A study in 2005 found that the isomerization rate of alpha acids was primarily dependent on temperature and that none of the other factors tested—glucose concentration, maltose concentration, calcium concentration, and pH—significantly affected that isomerization. The authors constructed a model for isomerization rate as a function of temperature based on test data from 194°, 212°, 230°, 248°, and 266°F (90°, 100°, 110°, 120°, and 130°C), which they used in determining net isomerization at a given temperature.
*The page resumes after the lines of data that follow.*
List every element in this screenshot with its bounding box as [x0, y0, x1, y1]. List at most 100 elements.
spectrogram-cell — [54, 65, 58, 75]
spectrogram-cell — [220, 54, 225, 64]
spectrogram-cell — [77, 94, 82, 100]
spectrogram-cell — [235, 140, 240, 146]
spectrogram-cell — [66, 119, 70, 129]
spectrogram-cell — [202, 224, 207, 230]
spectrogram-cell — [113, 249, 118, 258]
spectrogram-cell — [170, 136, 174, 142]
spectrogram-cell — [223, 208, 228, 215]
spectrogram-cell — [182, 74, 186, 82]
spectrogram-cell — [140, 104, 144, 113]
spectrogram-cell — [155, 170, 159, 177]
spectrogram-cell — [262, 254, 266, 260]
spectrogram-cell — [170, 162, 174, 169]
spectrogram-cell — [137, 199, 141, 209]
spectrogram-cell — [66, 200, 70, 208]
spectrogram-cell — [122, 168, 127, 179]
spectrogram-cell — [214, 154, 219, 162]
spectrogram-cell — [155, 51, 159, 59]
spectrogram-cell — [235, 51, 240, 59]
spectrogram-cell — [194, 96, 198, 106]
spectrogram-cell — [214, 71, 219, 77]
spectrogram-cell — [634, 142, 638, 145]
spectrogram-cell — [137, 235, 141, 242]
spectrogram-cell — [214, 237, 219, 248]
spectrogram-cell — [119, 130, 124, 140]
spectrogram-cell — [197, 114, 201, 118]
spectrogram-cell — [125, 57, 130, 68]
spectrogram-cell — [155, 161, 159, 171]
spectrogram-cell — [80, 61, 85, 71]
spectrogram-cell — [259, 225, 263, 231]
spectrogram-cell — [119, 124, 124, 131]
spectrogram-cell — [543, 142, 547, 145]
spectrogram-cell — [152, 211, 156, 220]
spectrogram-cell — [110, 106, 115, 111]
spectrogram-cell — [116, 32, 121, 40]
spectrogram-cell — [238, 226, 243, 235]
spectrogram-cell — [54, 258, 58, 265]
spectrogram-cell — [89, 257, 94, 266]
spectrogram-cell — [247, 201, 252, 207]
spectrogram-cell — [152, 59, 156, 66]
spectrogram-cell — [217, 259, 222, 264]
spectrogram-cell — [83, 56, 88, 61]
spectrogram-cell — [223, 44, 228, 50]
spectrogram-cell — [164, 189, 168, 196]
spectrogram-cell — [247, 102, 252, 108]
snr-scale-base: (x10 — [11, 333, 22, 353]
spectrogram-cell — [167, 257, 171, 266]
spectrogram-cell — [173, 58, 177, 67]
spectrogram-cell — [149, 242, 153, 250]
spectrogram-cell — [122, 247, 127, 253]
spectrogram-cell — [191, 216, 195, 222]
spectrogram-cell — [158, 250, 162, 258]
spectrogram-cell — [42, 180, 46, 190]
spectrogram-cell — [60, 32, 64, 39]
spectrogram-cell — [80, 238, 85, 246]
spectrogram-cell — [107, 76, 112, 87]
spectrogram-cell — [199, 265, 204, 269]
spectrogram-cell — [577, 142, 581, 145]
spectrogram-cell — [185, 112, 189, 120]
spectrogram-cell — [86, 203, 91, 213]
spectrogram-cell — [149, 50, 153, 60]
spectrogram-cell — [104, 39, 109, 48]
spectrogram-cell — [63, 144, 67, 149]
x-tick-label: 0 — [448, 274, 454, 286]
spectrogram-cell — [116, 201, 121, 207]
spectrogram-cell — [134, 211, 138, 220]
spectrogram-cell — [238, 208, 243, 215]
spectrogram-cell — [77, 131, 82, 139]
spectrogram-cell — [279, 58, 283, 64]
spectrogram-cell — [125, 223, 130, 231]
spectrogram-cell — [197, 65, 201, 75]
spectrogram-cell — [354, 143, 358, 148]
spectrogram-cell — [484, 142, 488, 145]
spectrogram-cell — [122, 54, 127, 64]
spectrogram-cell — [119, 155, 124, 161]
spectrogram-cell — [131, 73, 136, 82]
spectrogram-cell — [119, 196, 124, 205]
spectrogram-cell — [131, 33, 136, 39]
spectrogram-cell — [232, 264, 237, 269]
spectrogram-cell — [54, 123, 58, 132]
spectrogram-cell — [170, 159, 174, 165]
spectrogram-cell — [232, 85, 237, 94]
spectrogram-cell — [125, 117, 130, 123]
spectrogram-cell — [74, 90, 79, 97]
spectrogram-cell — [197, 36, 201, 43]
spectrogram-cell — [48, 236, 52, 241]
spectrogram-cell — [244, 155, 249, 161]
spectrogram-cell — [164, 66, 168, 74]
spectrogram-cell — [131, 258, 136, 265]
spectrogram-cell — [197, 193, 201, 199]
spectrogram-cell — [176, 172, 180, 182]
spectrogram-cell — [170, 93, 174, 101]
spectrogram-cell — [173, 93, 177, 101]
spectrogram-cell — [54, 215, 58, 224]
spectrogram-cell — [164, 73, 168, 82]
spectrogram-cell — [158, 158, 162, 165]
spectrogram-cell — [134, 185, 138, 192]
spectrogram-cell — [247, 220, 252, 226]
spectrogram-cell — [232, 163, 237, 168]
For Technical Quarterly, Palmer used that model to calculate the net reduction in isomerization at altitude, based on the boiling points at different altitudes and the net isomerization at each boiling point. Brewers who adjust for altitude may want to note, for example, that the net isomerization rate at 4,921 feet (1,500 meters) is 67 percent, versus 100 percent at sea level. Of course, it is not the altitude that affects that rate—it’s the boiling point. At 4,921 feet, that boiling point is 203°F (95°C).
Because temperature is the only significant variable that affects isomerization, brewers could use Palmer’s boiling point/isomerization table to calculate the potential bitterness of whirlpool additions. For example, brewers could expect a 66 percent isomerization rate at 203°F (95°C), 27 percent at 185°F (85°C), or 11 percent at 167°F (75°C).
Of course, aroma is one of the most important reasons to add hops to the whirlpool, and lower temperatures help preserve total oils. However, the content of those individual compounds can vary. For instance, a study at Suntory in Japan found that linalool content is higher when hops are added at 185°F (85°C) instead of 203°F (95°C) or 167°F (75°C). A spider chart capturing sensory qualities (left) shows more citrus and spicy character at 203°F (95°C), but more floral and herbal character at 185°F (85°C).
Humu-what-inones?
Humulinones are not a recent discovery, but few paid much attention to them until brewers began dry hopping at much higher rates.
Humulinones form when alpha acids oxidize, which is why pellets have a higher concentration of humulinones than baled hops. It’s also why varieties with a higher hop storage index (HSI) have a higher concentration. (For more about hop storage and HSI, see Hop-Tub Time Machine.)
Humulinones are about two-thirds as bitter as isomerized alpha acids—but they’re also more soluble than iso-alpha acids, dissolving into beer to increase bitterness. We may perceive that humulinone-driven bitterness differently than we would bitterness that’s more driven by iso-alpha acids.
At Hopsteiner, Maye was among researchers who compared beers fermented with humulinone and isomerized alpha acids, publishing the results in 2016. “The bitterness profile of the humulinone beer, however, appeared smoother, and there was less lingering on the tongue than with the iso-alpha acid beer,” the paper concludes. “This smooth bitterness makes sense given [that] humulinones are more polar than iso-alpha acids and should therefore not stick or linger on the tongue as long as iso-alpha acids.”
Humulinones have a much larger impact in highly dry-hopped beers. The YCH researchers conclude there was not a major impact on bitterness stemming from humulinones added in the whirlpool, but they caution that the hops in their study were fresh. Those that suffered more degradation, resulting in larger amounts of humulinones, could contribute more bitterness. Of course, their influence will vary depending on the quantity of kettle, whirlpool, and dry-hop additions.
Before Maye left Hopsteiner in 2023, he participated in research that discovered a new alpha acid and beta acid in hops. A minor alpha acid, acetohumulone, will add little bitterness to beer. “It’s probably not that important,” Maye says. “It is interesting to discover. You do all this research, you think everything has been discovered, and you find this.”
With researchers finding new things all the time, no wonder it’s so hard for brewers to keep up.